Startups

Elves has a chance to succeed where Facebook has failed

More than two years ago, Facebook had announced that its testing ‘M’, a personal assistant service that will use real people to help users with different tasks. Making the announcement, Facebook’s Head of Messenger (now VP Messaging) who was previously a President with PayPal and had joined Facebook in 2014, had said: “M is a personal digital assistant inside of Messenger that completes tasks and finds information on your behalf. It’s powered by artificial intelligence that’s trained and supervised by people. Unlike other AI-based services in the market, M can actually complete tasks on your behalf. It can purchase items, get gifts delivered to your loved ones, book restaurants, travel arrangements, appointments and way more.” David had said when he announced M.”

There was a lot of hype around the service with some publications calling it a big threat to Apple’s Siri and Amazon’s Alexa. Fast forward to 2018. Facebook has shut the service down last week.

Since launching in August 2015, it was available only to a handful of people all these years. The recent numbers suggest the service being used by ~10,000 people (context: Facebook Messenger currently has 1.3 billion monthly active users) and was available in San Francisco only. M lived inside Facebook Messenger and was a free service that people were using to reserve restaurant tables, flights, send gifts and some other things.

As an article in Wired recently pointed out, M must have been a great service for those who had access to it but for Facebook, it was a cost center as it required people to perform the tasks requested by users. When started, Facebook wanted to automate all the use cases of M eventually at some point but it could never surpass 30 percent automation, Wired’s report said citing sources familiar with the situation.

Now for those of you who know Cairo-based Elves, they’re working towards the same goal. It’s a cross-platform ‘Human First Assistant’ that connects its users with real people to offer them help with almost anything they want to do. Elves was also started with the same principle, to automate the use-cases with the help of machine learning; by observing the trainers (or real people) as they chat with users.

Elves was founded by Karim Elsahy and his wife, Abeer Elsisi in 2016

Now after Facebook ‘M’ being shut down, anyone would think that if Facebook with all its resources that could not pull this off, Elves stands absolutely no chance. But it is important to understand the things that make it different.

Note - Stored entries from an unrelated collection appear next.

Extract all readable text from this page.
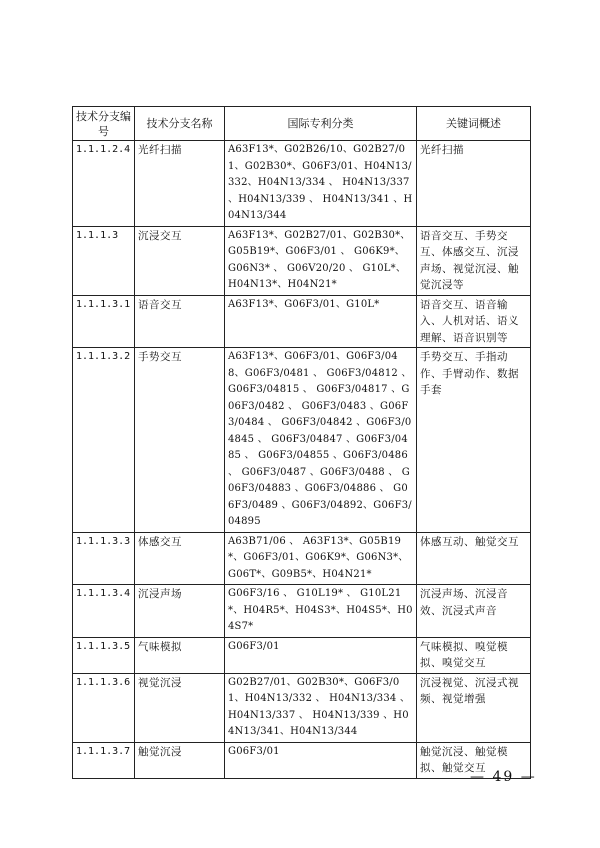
技术分支编号	技术分支名称	国际专利分类	关键词概述
1.1.1.2.4	光纤扫描	A63F13*、G02B26/10、G02B27/01、G02B30*、G06F3/01、H04N13/332、H04N13/334 、 H04N13/337 、H04N13/339 、 H04N13/341 、H04N13/344	光纤扫描
1.1.1.3	沉浸交互	A63F13*、G02B27/01、G02B30*、G05B19*、G06F3/01 、 G06K9*、G06N3* 、 G06V20/20 、 G10L*、H04N13*、H04N21*	语音交互、手势交互、体感交互、沉浸声场、视觉沉浸、触觉沉浸等
1.1.1.3.1	语音交互	A63F13*、G06F3/01、G10L*	语音交互、语音输入、人机对话、语义理解、语音识别等
1.1.1.3.2	手势交互	A63F13*、G06F3/01、G06F3/048、G06F3/0481 、 G06F3/04812 、G06F3/04815 、 G06F3/04817 、G06F3/0482 、 G06F3/0483 、G06F3/0484 、 G06F3/04842 、G06F3/04845 、 G06F3/04847 、G06F3/0485 、 G06F3/04855 、G06F3/0486 、 G06F3/0487 、G06F3/0488 、 G06F3/04883 、G06F3/04886 、 G06F3/0489 、G06F3/04892、G06F3/04895	手势交互、手指动作、手臂动作、数据手套
1.1.1.3.3	体感交互	A63B71/06 、 A63F13*、G05B19*、G06F3/01、G06K9*、G06N3*、G06T*、G09B5*、H04N21*	体感互动、触觉交互
1.1.1.3.4	沉浸声场	G06F3/16 、 G10L19* 、 G10L21*、H04R5*、H04S3*、H04S5*、H04S7*	沉浸声场、沉浸音效、沉浸式声音
1.1.1.3.5	气味模拟	G06F3/01	气味模拟、嗅觉模拟、嗅觉交互
1.1.1.3.6	视觉沉浸	G02B27/01、G02B30*、G06F3/01、H04N13/332 、 H04N13/334 、H04N13/337 、 H04N13/339 、H04N13/341、H04N13/344	沉浸视觉、沉浸式视频、视觉增强
1.1.1.3.7	触觉沉浸	G06F3/01	触觉沉浸、触觉模拟、触觉交互
— 49 —
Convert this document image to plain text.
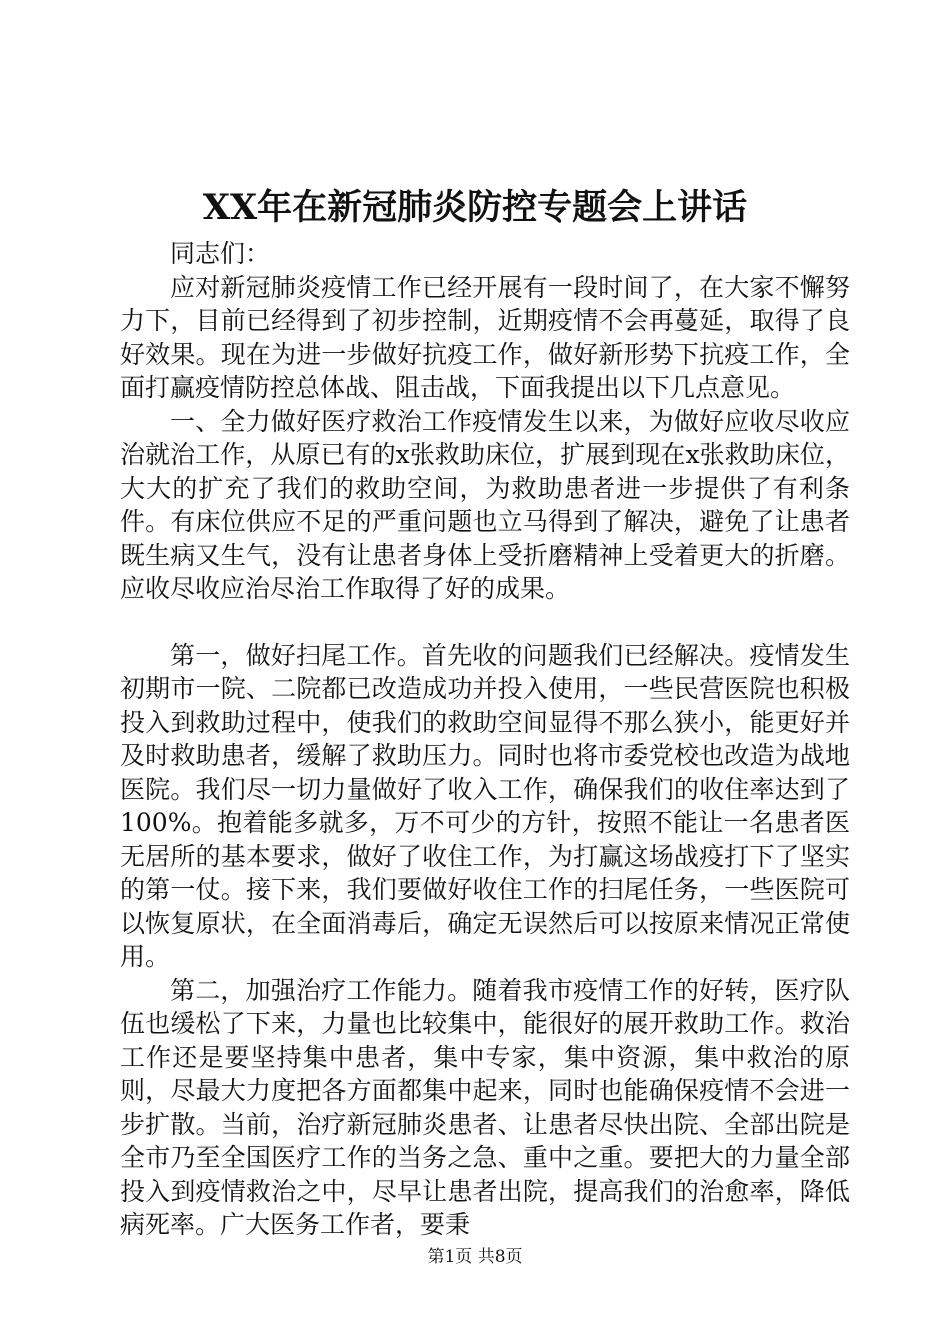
XX年在新冠肺炎防控专题会上讲话

同志们：

应对新冠肺炎疫情工作已经开展有一段时间了，在大家不懈努力下，目前已经得到了初步控制，近期疫情不会再蔓延，取得了良好效果。现在为进一步做好抗疫工作，做好新形势下抗疫工作，全面打赢疫情防控总体战、阻击战，下面我提出以下几点意见。

一、全力做好医疗救治工作疫情发生以来，为做好应收尽收应治就治工作，从原已有的x张救助床位，扩展到现在x张救助床位，大大的扩充了我们的救助空间，为救助患者进一步提供了有利条件。有床位供应不足的严重问题也立马得到了解决，避免了让患者既生病又生气，没有让患者身体上受折磨精神上受着更大的折磨。应收尽收应治尽治工作取得了好的成果。

第一，做好扫尾工作。首先收的问题我们已经解决。疫情发生初期市一院、二院都已改造成功并投入使用，一些民营医院也积极投入到救助过程中，使我们的救助空间显得不那么狭小，能更好并及时救助患者，缓解了救助压力。同时也将市委党校也改造为战地医院。我们尽一切力量做好了收入工作，确保我们的收住率达到了100%。抱着能多就多，万不可少的方针，按照不能让一名患者医无居所的基本要求，做好了收住工作，为打赢这场战疫打下了坚实的第一仗。接下来，我们要做好收住工作的扫尾任务，一些医院可以恢复原状，在全面消毒后，确定无误然后可以按原来情况正常使用。

第二，加强治疗工作能力。随着我市疫情工作的好转，医疗队伍也缓松了下来，力量也比较集中，能很好的展开救助工作。救治工作还是要坚持集中患者，集中专家，集中资源，集中救治的原则，尽最大力度把各方面都集中起来，同时也能确保疫情不会进一步扩散。当前，治疗新冠肺炎患者、让患者尽快出院、全部出院是全市乃至全国医疗工作的当务之急、重中之重。要把大的力量全部投入到疫情救治之中，尽早让患者出院，提高我们的治愈率，降低病死率。广大医务工作者，要秉

第1页 共8页
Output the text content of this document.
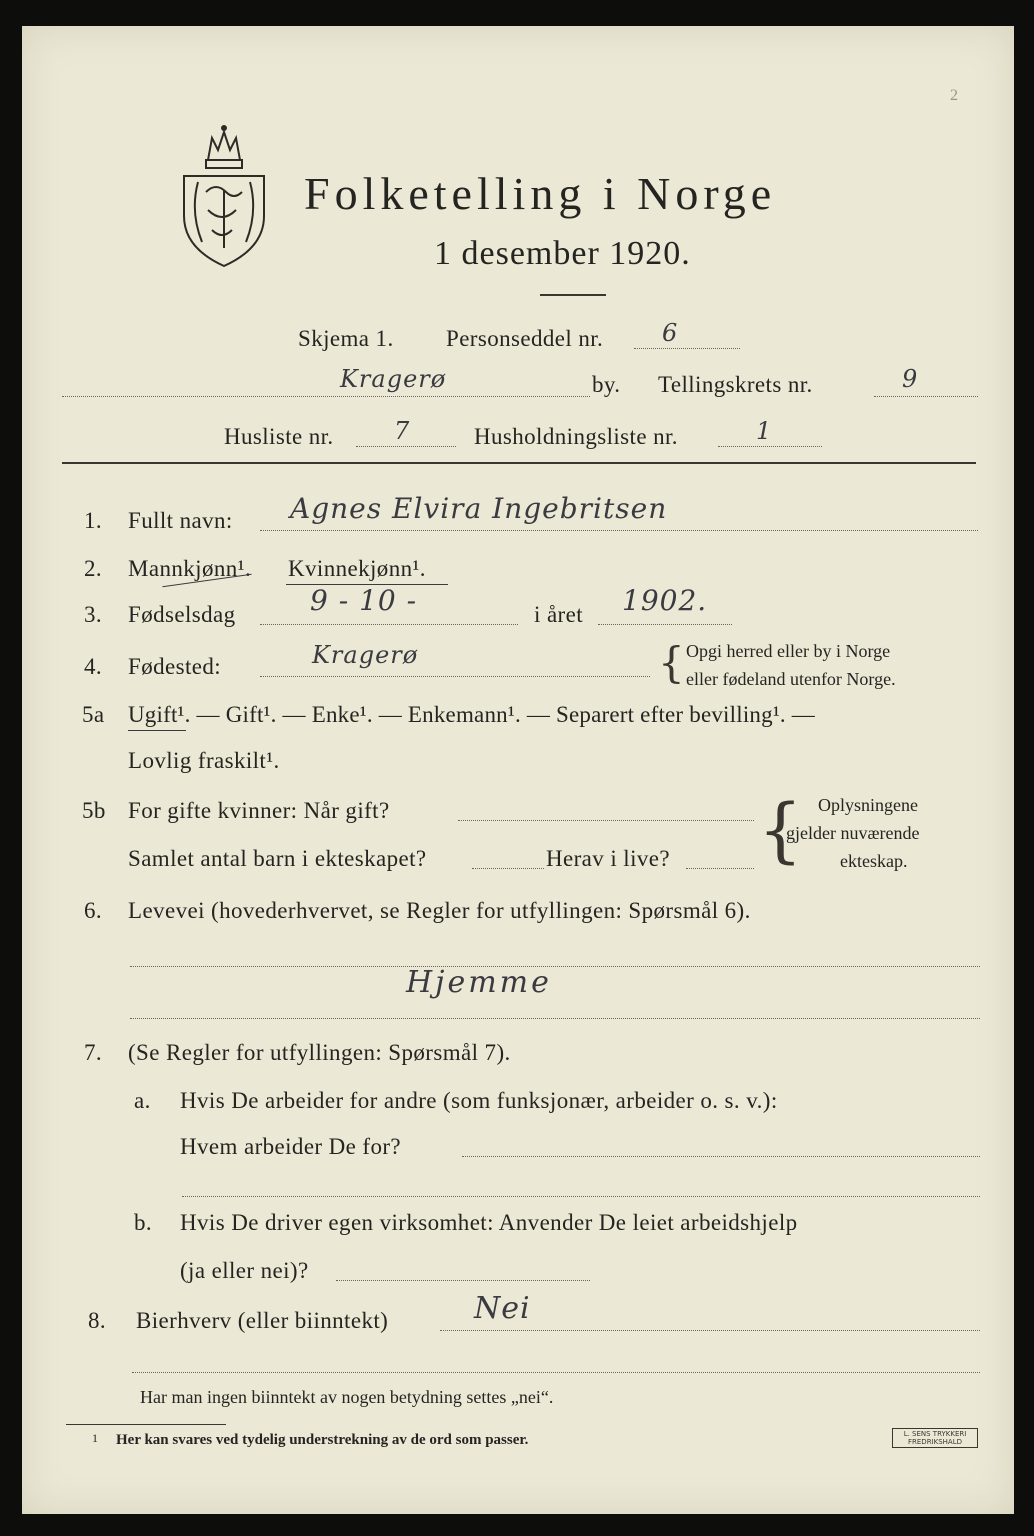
Folketelling i Norge
1 desember 1920.
2
Skjema 1. Personseddel nr. 6
Kragerø	by. Tellingskrets nr.	9
Husliste nr.	7	Husholdningsliste nr.	1
1. Fullt navn: Agnes Elvira Ingebritsen
2. Mannkjønn¹. Kvinnekjønn¹.
3. Fødselsdag	9 - 10 -	i året 1902.
4. Fødested:	Kragerø	{ Opgi herred eller by i Norge
eller fødeland utenfor Norge.
5a Ugift¹. — Gift¹. — Enke¹. — Enkemann¹. — Separert efter bevilling¹. —
Lovlig fraskilt¹.
5b For gifte kvinner: Når gift?
Samlet antal barn i ekteskapet?	Herav i live? { Oplysningene
gjelder nuværende
ekteskap.
6. Levevei (hovederhvervet, se Regler for utfyllingen: Spørsmål 6).
Hjemme
7. (Se Regler for utfyllingen: Spørsmål 7).
a. Hvis De arbeider for andre (som funksjonær, arbeider o. s. v.):
Hvem arbeider De for?
b. Hvis De driver egen virksomhet: Anvender De leiet arbeidshjelp
(ja eller nei)?
8. Bierhverv (eller biinntekt)	Nei
Har man ingen biinntekt av nogen betydning settes „nei“.
1 Her kan svares ved tydelig understrekning av de ord som passer.	L. SENS TRYKKERI
FREDRIKSHALD
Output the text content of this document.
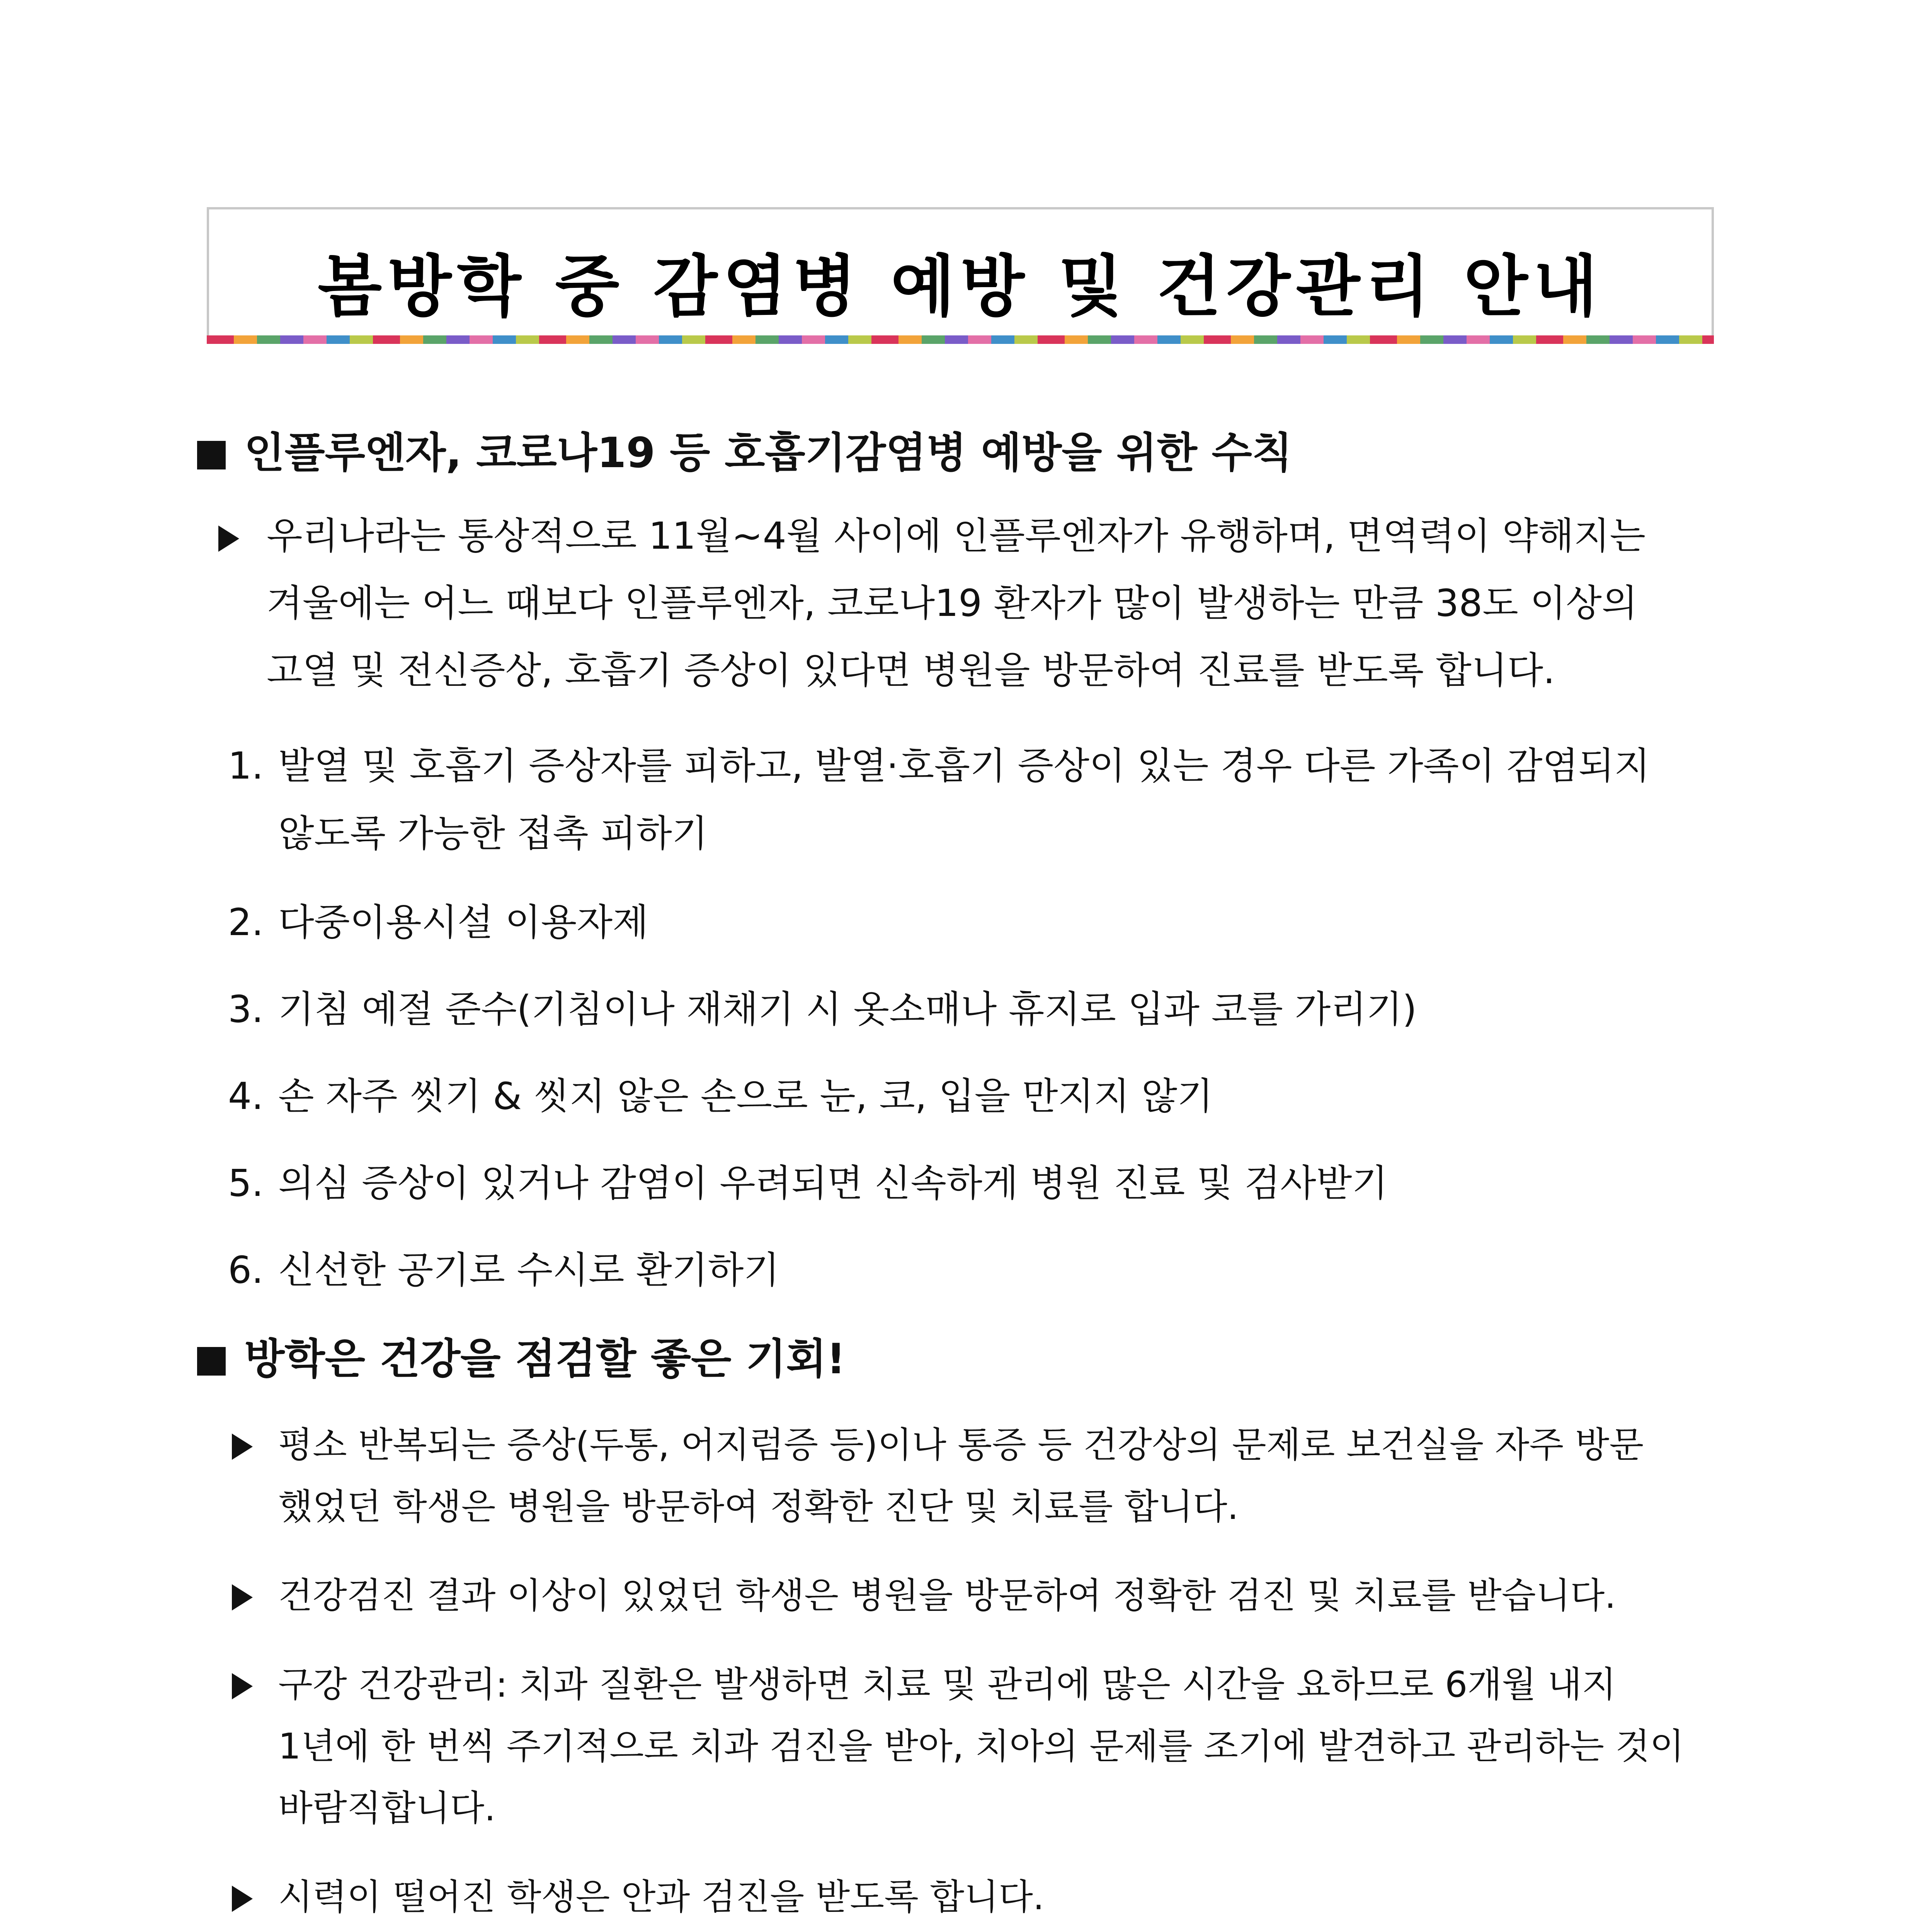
봄방학 중 감염병 예방 및 건강관리 안내
인플루엔자, 코로나19 등 호흡기감염병 예방을 위한 수칙
우리나라는 통상적으로 11월~4월 사이에 인플루엔자가 유행하며, 면역력이 약해지는
겨울에는 어느 때보다 인플루엔자, 코로나19 환자가 많이 발생하는 만큼 38도 이상의
고열 및 전신증상, 호흡기 증상이 있다면 병원을 방문하여 진료를 받도록 합니다.
1. 발열 및 호흡기 증상자를 피하고, 발열·호흡기 증상이 있는 경우 다른 가족이 감염되지
않도록 가능한 접촉 피하기
2. 다중이용시설 이용자제
3. 기침 예절 준수(기침이나 재채기 시 옷소매나 휴지로 입과 코를 가리기)
4. 손 자주 씻기 & 씻지 않은 손으로 눈, 코, 입을 만지지 않기
5. 의심 증상이 있거나 감염이 우려되면 신속하게 병원 진료 및 검사받기
6. 신선한 공기로 수시로 환기하기
방학은 건강을 점검할 좋은 기회!
평소 반복되는 증상(두통, 어지럼증 등)이나 통증 등 건강상의 문제로 보건실을 자주 방문
했었던 학생은 병원을 방문하여 정확한 진단 및 치료를 합니다.
건강검진 결과 이상이 있었던 학생은 병원을 방문하여 정확한 검진 및 치료를 받습니다.
구강 건강관리: 치과 질환은 발생하면 치료 및 관리에 많은 시간을 요하므로 6개월 내지
1년에 한 번씩 주기적으로 치과 검진을 받아, 치아의 문제를 조기에 발견하고 관리하는 것이
바람직합니다.
시력이 떨어진 학생은 안과 검진을 받도록 합니다.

One of the main reasons for M being shut down is the huge population size of Messenger (1.3 billion users), Karim El-Sahy, the co-founder & CEO of the company told us. “They have to think about deployment to 1.2 billion people. It’s going to take time to build up a repository of uses cases – a multi-year (think decade) rollout vs a couple of years of testing with the expectation of getting it right enough to push to such a mind-boggling population. The percent of automation will grow with time and Elves is in a good position to tie it’s level of automation to its growth.”

Another big difference is that Elves is “more directly tied to commerce – we don’t do things like schedule your meetings,” said Karim. “Combining that with much lower labor costs (Cairo vs Mountain View) results in unit economics that work even with small margins. At Elves, Stripe fees (2.9% of the transaction plus 30 cents in most cases) represent a higher percentage of the direct cost associated with an item being sold than the labor cost does. Also, at $270 our average ticket size is significantly higher.”

Karim also thinks that M being tied to Messenger only eventually turned out to be a problem for Facebook. Elves, however, is a cross-platform solution. Apart from being available on Facebook Messenger, it is also available as a standalone app for iOS.

And Elves is betting heavy on voice and has already integrated into Siri with Alexa coming. “We intend on integrating Elves into as many platforms and mediums as possible – your phone, watch, home, car and so on and we are betting heavy on voice. It’s the same user profile and you pick up where you left off seamlessly,” Karim explained.

Turing test has great significance in artificial intelligence. Passing it is about the ability to convince a person in a blind setting that he or she is in conversation with another human. Karim thinks that with 100 elves (real people/trainers chatting with users), they will be creating a thousand use cases a day and when they have millions of use cases in their bank, the odds of being able to answer and execute upon the question posed by the user will be high. “As those use cases increase in number and diversity they can be applied in a wide array of response. If we create more and more scenarios the odds of having the correct response increases.” He went on to add.

The startup had recently secured $2 million in seed funding which is by far the largest ever seed round for an Egyptian startup. Both regional and international investors seem to have shown great confidence in the whole idea.

It’s still very early to say but Elves might be onto something very big here and could succeed where the internet giant has failed.